Consider the rectangle in Example C with sides of length $x + 5$ and $x - 3$ . What is $x$ if the area of the rectangle is now 20?

Solution

Make a sketch of this situation:

Using the formula Area = length $\times$ width, we have $(x+5)(x-3)=20$ .

In order to solve, we must write the polynomial in standard form. Distribute, collect like terms and rewrite:

$x^2+2x-15& =20\\x^2+2x-35& =0$

Factor by finding two numbers that multiply to -35 and add to 2. List some numbers that multiply to -35:

$-35 &= -7 \cdot 5 && \text{and} && -7 + 5 = -2 \\-35 &= 7 \cdot (-5) && \text{and} && 7 + (-5) = 2$

The expression factors as $(x+7)(x-5)=0$ .

Set each term equal to zero and solve:

$& x+7=0 &&&& x-5=0\\& && \text{or}\\& \underline{\underline{x=-7}} &&&& \underline{\underline{x=5}}$

Since we are looking for positive numbers the answer must be $x = 5$ . So the width is $x - 3 = 2$ and the length is $x + 5 = 10$ .

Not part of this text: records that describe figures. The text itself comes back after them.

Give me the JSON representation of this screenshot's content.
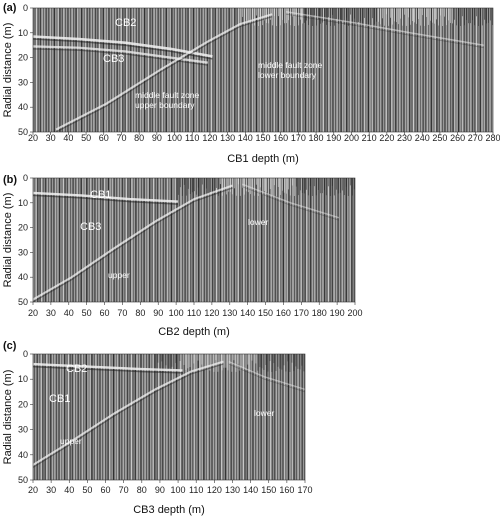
{
  "panels": [
    {
      "letter": "(a)",
      "xlabel": "CB1 depth (m)",
      "ylabel": "Radial distance (m)",
      "xticks": [
        "20",
        "30",
        "40",
        "50",
        "60",
        "70",
        "80",
        "90",
        "100",
        "110",
        "120",
        "130",
        "140",
        "150",
        "160",
        "170",
        "180",
        "190",
        "200",
        "210",
        "220",
        "230",
        "240",
        "250",
        "260",
        "270",
        "280"
      ],
      "yticks": [
        "0",
        "10",
        "20",
        "30",
        "40",
        "50"
      ],
      "annotations": [
        {
          "lines": [
            "CB2"
          ],
          "size": "big"
        },
        {
          "lines": [
            "CB3"
          ],
          "size": "big"
        },
        {
          "lines": [
            "middle fault zone",
            "upper boundary"
          ],
          "size": "small"
        },
        {
          "lines": [
            "middle fault zone",
            "lower boundary"
          ],
          "size": "small"
        }
      ]
    },
    {
      "letter": "(b)",
      "xlabel": "CB2 depth (m)",
      "ylabel": "Radial distance (m)",
      "xticks": [
        "20",
        "30",
        "40",
        "50",
        "60",
        "70",
        "80",
        "90",
        "100",
        "110",
        "120",
        "130",
        "140",
        "150",
        "160",
        "170",
        "180",
        "190",
        "200"
      ],
      "yticks": [
        "0",
        "10",
        "20",
        "30",
        "40",
        "50"
      ],
      "annotations": [
        {
          "lines": [
            "CB1"
          ],
          "size": "big"
        },
        {
          "lines": [
            "CB3"
          ],
          "size": "big"
        },
        {
          "lines": [
            "lower"
          ],
          "size": "small"
        },
        {
          "lines": [
            "upper"
          ],
          "size": "small"
        }
      ]
    },
    {
      "letter": "(c)",
      "xlabel": "CB3 depth (m)",
      "ylabel": "Radial distance (m)",
      "xticks": [
        "20",
        "30",
        "40",
        "50",
        "60",
        "70",
        "80",
        "90",
        "100",
        "110",
        "120",
        "130",
        "140",
        "150",
        "160",
        "170"
      ],
      "yticks": [
        "0",
        "10",
        "20",
        "30",
        "40",
        "50"
      ],
      "annotations": [
        {
          "lines": [
            "CB2"
          ],
          "size": "big"
        },
        {
          "lines": [
            "CB1"
          ],
          "size": "big"
        },
        {
          "lines": [
            "lower"
          ],
          "size": "small"
        },
        {
          "lines": [
            "upper"
          ],
          "size": "small"
        }
      ]
    }
  ]
}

Check: $2 \cdot 10 = 20$ , so the answer checks.

### Practice

Solve the following application problems:

1. One leg of a right triangle is 1 feet longer than the other leg. The hypotenuse is 5. Find the dimensions of the right triangle.
2. One leg of a right triangle is 7 feet longer than the other leg. The hypotenuse is 13. Find the dimensions of the right triangle.
3. A rectangle has sides of $x + 2$ and $x - 1$ . What value of $x$ gives an area of 108?
4. A rectangle has sides of $x - 1$ and $x + 1$ . What value of $x$ gives an area of 120?
5. The product of two positive numbers is 120. Find the two numbers if one numbers is 7 more than the other.
6. A rectangle has a 50-foot diagonal. What are the dimensions of the rectangle if it is 34 feet longer than it is wide?
7. Two positive numbers have a sum of 8, and their product is equal to the larger number plus 10. What are the numbers?
8. Two positive numbers have a sum of 8, and their product is equal to the smaller number plus 10. What are the numbers?
9. Framing Warehouse offers a picture framing service. The cost for framing a picture is made up of two parts: glass costs $1 per square foot and the frame costs$2 per foot. If the frame has to be a square, what size picture can you get framed for \$20?